La Corte Suprema de Estados Unidos es objeto de un debate legislativo impulsado por sectores demócratas, que proponen cambios en su estructura y funcionamiento. Las iniciativas surgen tras fallos recientes en temas como derechos civiles, elecciones, financiamiento de campañas y atribuciones del Poder Ejecutivo.
Propuestas de reforma
Según The Washington Post, una de las iniciativas plantea aumentar de nueve a trece el número de jueces. Otra propuesta establece mandatos de 18 años, con una nueva nominación presidencial cada dos años, en reemplazo del sistema actual de cargos vitalicios.
También se propone un código de ética obligatorio para los magistrados, con normas de conducta y mecanismos para reducir conflictos de intereses, como la colocación de activos en fideicomisos ciegos.
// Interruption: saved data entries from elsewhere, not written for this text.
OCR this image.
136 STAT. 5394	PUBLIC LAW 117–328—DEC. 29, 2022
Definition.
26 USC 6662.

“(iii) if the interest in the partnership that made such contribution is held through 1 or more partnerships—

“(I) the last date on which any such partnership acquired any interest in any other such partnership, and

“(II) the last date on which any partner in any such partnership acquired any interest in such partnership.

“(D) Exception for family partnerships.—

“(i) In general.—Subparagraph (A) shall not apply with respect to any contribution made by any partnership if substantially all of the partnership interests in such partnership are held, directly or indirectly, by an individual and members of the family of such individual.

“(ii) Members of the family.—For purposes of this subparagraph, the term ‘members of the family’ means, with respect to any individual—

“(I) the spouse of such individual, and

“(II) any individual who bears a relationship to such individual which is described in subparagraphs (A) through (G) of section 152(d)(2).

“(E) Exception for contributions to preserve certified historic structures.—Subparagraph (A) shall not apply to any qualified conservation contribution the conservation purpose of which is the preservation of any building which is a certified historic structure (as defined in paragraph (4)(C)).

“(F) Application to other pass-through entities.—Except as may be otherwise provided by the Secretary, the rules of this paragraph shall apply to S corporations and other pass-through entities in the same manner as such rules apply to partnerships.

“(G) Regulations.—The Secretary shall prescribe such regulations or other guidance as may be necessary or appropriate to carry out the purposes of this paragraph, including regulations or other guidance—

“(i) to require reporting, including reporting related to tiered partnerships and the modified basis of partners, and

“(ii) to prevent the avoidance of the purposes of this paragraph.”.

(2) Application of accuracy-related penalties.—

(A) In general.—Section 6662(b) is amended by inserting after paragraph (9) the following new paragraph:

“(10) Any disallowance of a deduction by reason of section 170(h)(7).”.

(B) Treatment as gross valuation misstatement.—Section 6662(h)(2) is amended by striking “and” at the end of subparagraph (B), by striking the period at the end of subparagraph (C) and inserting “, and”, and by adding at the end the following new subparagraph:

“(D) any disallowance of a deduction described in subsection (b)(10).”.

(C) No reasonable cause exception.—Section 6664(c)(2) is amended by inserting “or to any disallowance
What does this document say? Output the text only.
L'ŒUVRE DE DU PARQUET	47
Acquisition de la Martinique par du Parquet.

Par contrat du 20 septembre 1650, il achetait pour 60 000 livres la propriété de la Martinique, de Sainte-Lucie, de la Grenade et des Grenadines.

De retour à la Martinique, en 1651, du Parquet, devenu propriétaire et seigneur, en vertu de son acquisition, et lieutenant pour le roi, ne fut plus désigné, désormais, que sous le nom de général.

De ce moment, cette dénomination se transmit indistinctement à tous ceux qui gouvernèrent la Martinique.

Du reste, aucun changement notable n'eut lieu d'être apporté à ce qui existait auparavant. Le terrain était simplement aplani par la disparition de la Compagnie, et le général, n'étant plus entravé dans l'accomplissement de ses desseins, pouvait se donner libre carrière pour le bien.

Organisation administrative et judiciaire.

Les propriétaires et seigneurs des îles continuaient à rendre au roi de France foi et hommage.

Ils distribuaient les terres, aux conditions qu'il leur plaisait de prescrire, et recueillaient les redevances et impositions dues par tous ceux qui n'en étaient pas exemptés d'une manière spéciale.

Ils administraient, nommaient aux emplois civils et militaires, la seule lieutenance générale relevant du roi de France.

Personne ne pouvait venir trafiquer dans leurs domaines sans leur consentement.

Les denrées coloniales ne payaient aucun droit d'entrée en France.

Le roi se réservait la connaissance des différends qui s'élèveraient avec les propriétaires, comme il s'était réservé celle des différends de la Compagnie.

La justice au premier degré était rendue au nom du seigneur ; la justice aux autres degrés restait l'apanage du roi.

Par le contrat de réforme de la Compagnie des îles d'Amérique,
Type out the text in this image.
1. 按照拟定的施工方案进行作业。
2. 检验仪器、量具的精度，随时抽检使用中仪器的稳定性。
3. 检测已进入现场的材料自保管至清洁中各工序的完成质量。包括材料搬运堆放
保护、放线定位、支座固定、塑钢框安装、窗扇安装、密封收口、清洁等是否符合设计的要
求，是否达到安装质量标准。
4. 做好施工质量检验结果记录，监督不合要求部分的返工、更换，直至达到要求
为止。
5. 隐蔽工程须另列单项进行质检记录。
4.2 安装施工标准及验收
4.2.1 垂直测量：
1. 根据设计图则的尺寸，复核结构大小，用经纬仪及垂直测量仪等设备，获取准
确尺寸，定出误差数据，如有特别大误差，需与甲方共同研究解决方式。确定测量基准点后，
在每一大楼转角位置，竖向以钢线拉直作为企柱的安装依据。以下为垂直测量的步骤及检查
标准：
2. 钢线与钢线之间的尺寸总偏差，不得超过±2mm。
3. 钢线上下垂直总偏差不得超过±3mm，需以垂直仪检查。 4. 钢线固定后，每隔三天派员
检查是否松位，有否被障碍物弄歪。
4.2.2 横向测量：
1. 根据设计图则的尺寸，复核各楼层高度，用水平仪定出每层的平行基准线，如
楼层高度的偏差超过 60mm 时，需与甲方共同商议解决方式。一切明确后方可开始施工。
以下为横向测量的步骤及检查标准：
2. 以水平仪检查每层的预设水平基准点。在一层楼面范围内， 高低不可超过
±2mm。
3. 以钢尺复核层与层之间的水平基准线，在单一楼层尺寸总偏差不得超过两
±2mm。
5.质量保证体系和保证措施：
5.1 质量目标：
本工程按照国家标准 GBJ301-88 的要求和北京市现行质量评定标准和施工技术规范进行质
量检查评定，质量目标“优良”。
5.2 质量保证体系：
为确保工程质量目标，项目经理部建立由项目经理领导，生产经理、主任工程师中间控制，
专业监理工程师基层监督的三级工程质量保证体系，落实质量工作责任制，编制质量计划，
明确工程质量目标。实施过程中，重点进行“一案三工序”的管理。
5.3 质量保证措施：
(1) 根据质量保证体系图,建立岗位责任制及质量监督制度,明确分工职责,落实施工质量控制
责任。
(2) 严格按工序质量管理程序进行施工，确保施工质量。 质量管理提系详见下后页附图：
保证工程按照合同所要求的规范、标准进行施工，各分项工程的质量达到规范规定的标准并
El congresista demócrata James Talarico, candidato al Senado por Texas, declaró: “Los afroamericanos de Texas y de EE.UU. han estado dando la voz de alarma sobre la Corte Suprema”.
Otra discusión se centra en el llamado “shadow docket”, mecanismo mediante el cual la Corte resuelve emergencias con explicaciones limitadas. Los impulsores de la reforma buscan mayores requisitos de transparencia para este procedimiento.
Opinión pública
Una encuesta de Washington Post-Ipsos, realizada entre el 8 y el 13 de julio sobre 2,648 personas, indica que el 55% de los estadounidenses desaprueba el desempeño de la Corte, mientras que el 41% lo aprueba.
El 46% de los consultados considera que los jueces deciden principalmente por motivos ideológicos, mientras que el 25% cree que sus resoluciones se basan en la ley. Entre quienes atribuyen las decisiones a posiciones políticas, el 66% opina que favorecen a Donald Trump y el 17% que lo perjudican.
Por identificación partidaria, el 75% de los demócratas desaprueba la labor del tribunal, mientras que el 66% de los republicanos la aprueba.
Obstáculos legislativos
Para aprobar la mayoría de estas iniciativas se requiere superar el filibusterismo en el Senado y alcanzar 60 votos. Los impulsores reconocieron que las posibilidades de aprobación en el escenario actual son reducidas, según The Washington Post.
Los republicanos rechazaron las propuestas y sostuvieron que buscan modificar la Corte porque sus fallos no coinciden con posiciones progresistas. Críticos de las reformas advirtieron que los jueces podrían ser identificados cada vez más con los partidos que participaron en sus designaciones.